Osborne, inglés, dipsómano, sofisticado, hastiado, mórbido de tanta cultura, se adentra en el territorio de los últimos salvajes del planeta, los kombai, cuyas moradas se menean con el viento en las copas de los árboles. Por supuesto encuentra en ellos sangrientos atavismos, pero también elementos de fina belleza, por ejemplo con los cantos nocturnos, acompañados con el tañido de sus arpas de bambú: «Era increíble que unos hombres que se zampaban a los brujos pudiesen cantar con semejante delicadeza». Aunque Osborne es demasiado consciente y posmoderno para comprar el mito de la inocencia primigenia, sí admite, entre veladuras, que volvió destrozado por las inclemencias de la expedición, pero más sano, depurado, y con una especie de extraña clarividencia.
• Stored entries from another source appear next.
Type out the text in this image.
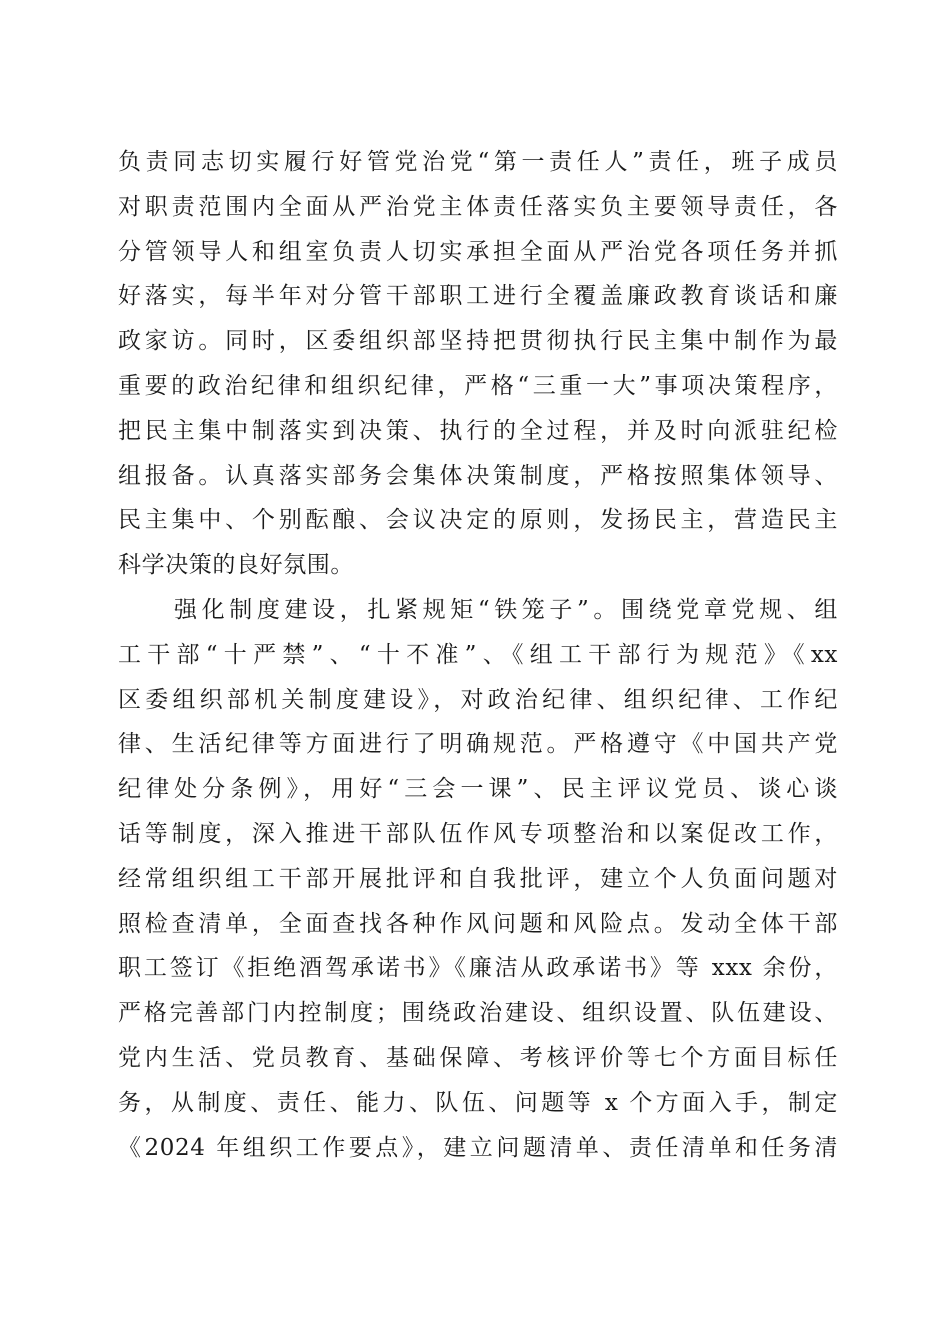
负责同志切实履行好管党治党“第一责任人”责任，班子成员
对职责范围内全面从严治党主体责任落实负主要领导责任，各
分管领导人和组室负责人切实承担全面从严治党各项任务并抓
好落实，每半年对分管干部职工进行全覆盖廉政教育谈话和廉
政家访。同时，区委组织部坚持把贯彻执行民主集中制作为最
重要的政治纪律和组织纪律，严格“三重一大”事项决策程序，
把民主集中制落实到决策、执行的全过程，并及时向派驻纪检
组报备。认真落实部务会集体决策制度，严格按照集体领导、
民主集中、个别酝酿、会议决定的原则，发扬民主，营造民主
科学决策的良好氛围。
强化制度建设，扎紧规矩“铁笼子”。围绕党章党规、组
工干部“十严禁”、“十不准”、《组工干部行为规范》《xx
区委组织部机关制度建设》，对政治纪律、组织纪律、工作纪
律、生活纪律等方面进行了明确规范。严格遵守《中国共产党
纪律处分条例》，用好“三会一课”、民主评议党员、谈心谈
话等制度，深入推进干部队伍作风专项整治和以案促改工作，
经常组织组工干部开展批评和自我批评，建立个人负面问题对
照检查清单，全面查找各种作风问题和风险点。发动全体干部
职工签订《拒绝酒驾承诺书》《廉洁从政承诺书》等 xxx 余份，
严格完善部门内控制度；围绕政治建设、组织设置、队伍建设、
党内生活、党员教育、基础保障、考核评价等七个方面目标任
务，从制度、责任、能力、队伍、问题等 x 个方面入手，制定
《2024 年组织工作要点》，建立问题清单、责任清单和任务清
Y este es otro punto fundamental en la imaginería del buen salvaje: no se trata a veces tanto de alabar un estado natural que tal vez nunca existió, como de constatar que hay algo tóxico en nuestra cultura, algo enfermizo que la psicología, la farmacología o la medicina no hacen sino agravar. Disfrutamos unas vidas más largas, cómodas y complejas, pero a costa de la salud, a costa del correcto funcionamiento de nuestro cuerpo y nuestra mente. Es como si nos fuéramos apartando del designio para el que habíamos sido creados. Escribe Italo Svevo al final de La conciencia de Zeno: «En cambio, el hombre, el animal con gafas, inventa instrumentos fuera de su cuerpo y, si quien los inventó gozó de salud y nobleza, quien los usa casi siempre carece de ellas. Los instrumentos se compran, se venden y se roban y el hombre se vuelve cada vez más astuto y más débil».
Todo estupendo, pero como apuntaba al principio, ya estaba en el Génesis. Allí comparecen Adán y Eva, en el Jardín, más panchos incluso que el buen salvaje. Allí viene luego la tentación, la caída, la turbidez de la mirada y la expulsión. Allí irrumpe después Caín, el agricultor, el forjador de arados, el padre de la civilización, el asesino de su hermano y el fundador de las ciudades. Ya en el Génesis, por tanto, se nos advertía que había algo estropeado en nosotros y en el mundo que habitamos, pero también una vaga y anhelante reminiscencia en nuestro interior. Así pues, parece que la modernidad hubiera adivinado a su tosca manera los contornos de la doctrina del pecado original. Puede que sea un paso más en su largo camino de regreso alrededor del globo. La Revelación, que desde entonces no se ha movido de su sitio, la espera impaciente… Al final es de algún modo hija suya, díscola y con una adolescencia demasiado larga y demasiado tormentosa, pero hija suya igual. Lo primero que hará en cuanto regrese, estoy seguro, será consolarla contándole la segunda parte de nuestra historia, la mejor. Porque la parte mala, la del pecado, todavía; sin embargo, la buena, la de la redención, difícil será que la descubra por su cuenta.